# Metrics for measuring a split.
* We'll develop functions to compute the following metrics to measure the
quality of a separation
1. Gini impurity index: A lower Gini impurity index indicates a purer dataset.
2. Information gain (entropy): Measures the improvement of purity after
splitting. In other words, the reduction of uncertainty due to a split.
3. Entropy: Is a probabilistic measure of uncertainty. Lower entropy implies
a purer dataset with less ambiguity.


## Gini impurity index

In [105]:
# Programming a function to calculate the gini impurity index
import numpy as np

def gini_impurity(labels):
    """
    Calculate the Gini impurity of a list of labels.
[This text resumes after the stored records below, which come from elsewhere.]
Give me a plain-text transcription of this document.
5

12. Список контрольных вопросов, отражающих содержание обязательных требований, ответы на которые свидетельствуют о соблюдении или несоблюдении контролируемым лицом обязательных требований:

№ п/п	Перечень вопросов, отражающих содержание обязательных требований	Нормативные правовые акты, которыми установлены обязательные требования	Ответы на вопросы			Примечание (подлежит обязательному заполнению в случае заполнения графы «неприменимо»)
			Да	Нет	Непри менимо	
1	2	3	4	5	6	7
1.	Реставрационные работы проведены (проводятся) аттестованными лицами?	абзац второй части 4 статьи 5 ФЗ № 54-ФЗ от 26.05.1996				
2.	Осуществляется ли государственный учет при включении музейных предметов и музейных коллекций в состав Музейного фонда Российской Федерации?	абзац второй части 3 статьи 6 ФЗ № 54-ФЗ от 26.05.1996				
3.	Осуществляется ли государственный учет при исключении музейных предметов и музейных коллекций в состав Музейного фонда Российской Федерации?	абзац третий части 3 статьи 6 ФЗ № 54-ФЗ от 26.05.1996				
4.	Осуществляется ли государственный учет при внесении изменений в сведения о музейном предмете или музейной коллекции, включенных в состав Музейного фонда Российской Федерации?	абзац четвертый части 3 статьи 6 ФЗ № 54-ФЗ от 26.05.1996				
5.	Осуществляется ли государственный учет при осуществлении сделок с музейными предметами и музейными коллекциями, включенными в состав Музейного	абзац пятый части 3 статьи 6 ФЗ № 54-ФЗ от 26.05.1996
    :param labels: List of labels in a dataset.
    :return: Gini impurity index.
    """
    # When the set is empty, it is also pure
    if not labels:
        return 0
    # Count the occurrences of each label
    counts = np.unique(labels, return_counts=True)[1]
    # Calculate the fractions of each label's occurrences
    fractions = counts / float(len(labels))
    # Compute the Gini impurity index
    return 1 - np.sum(fractions ** 2)

In [106]:
# Testing out some examples:
print(f"{gini_impurity([1, 1, 0, 1, 1, 0, 1]):.4f}")

0.4082


In [107]:
print(f'{gini_impurity([1, 1, 0, 1, 0, 0]):.4f}')

0.5000


## Information gain and Entropy


In [108]:
# Calculating the entropy of a given set
def entropy(labels):
    """
    Calculate the entropy of a list of labels.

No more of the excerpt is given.